The short version of how to handle the distribution table in C as a whole is that you define a data structure, akin to C ++ vtable, which contains pointers to functions and a way to determine which pointer to use. Something like:
typedef void (*dispatch_func)(void *); struct dispatch { const char *command; dispatch_func callback; };
is a super-generic version that matches string label names for functions that take a single anonymous pointer as an argument. Your actual mailing table will be an array of such as this (modified example taken from tinyleaf in the INN source):
const struct dispatch commands[] = { { "help", command_help }, { "ihave", command_ihave }, { "quit", command_quit } };
Obviously, the more you know about functions, the more specific you can make a prototype, and you can embed other selection criteria (for example, the number of arguments) in the dispatch table. (The actual INN source has minimum and maximum argument values, passes the argument structure, not just void *, and includes a description of the command in the dispatch table.)
The basic code for finding a distribution table is pretty simple.

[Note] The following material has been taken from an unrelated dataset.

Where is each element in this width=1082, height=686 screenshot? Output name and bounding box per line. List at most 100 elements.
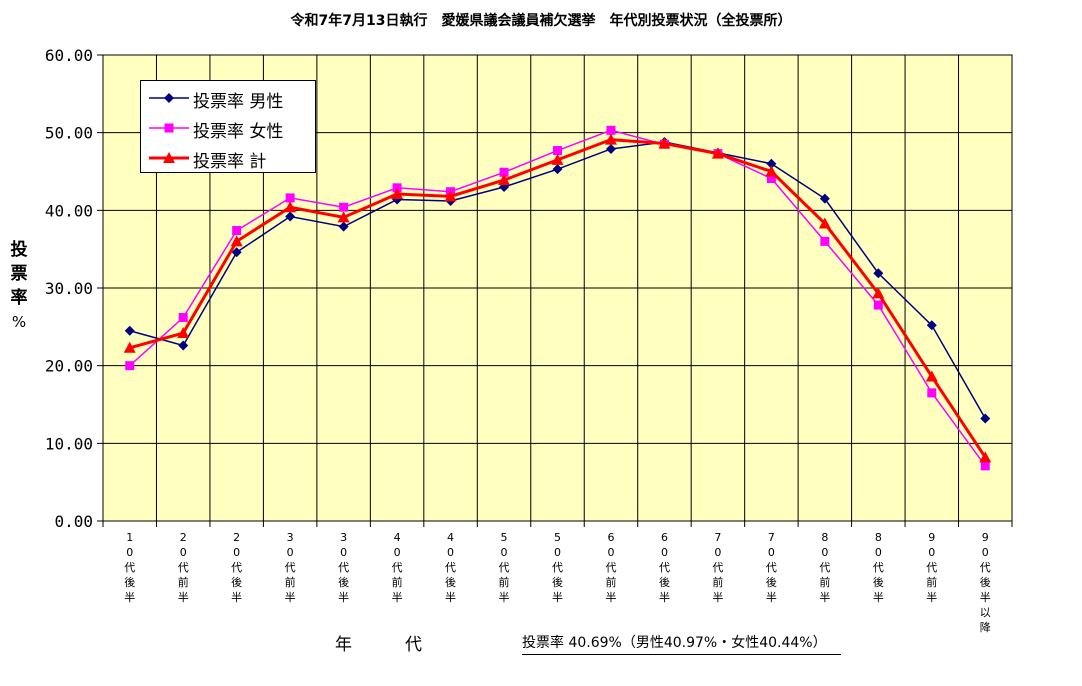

Assuming you have an array of these distribution structure entries in vtable and the table length in length , something like:
for (i = 0; i < length; i++) if (strcmp(command, vtable[i].command) == 0) { (*vtable[i].callback)(data); return; }
To implement inheritance, you will need a parent pointer, and if you fall from the end of the loop, you will go to the parent element and repeat the logic. (Obviously, this can be a useful place for a recursive function.)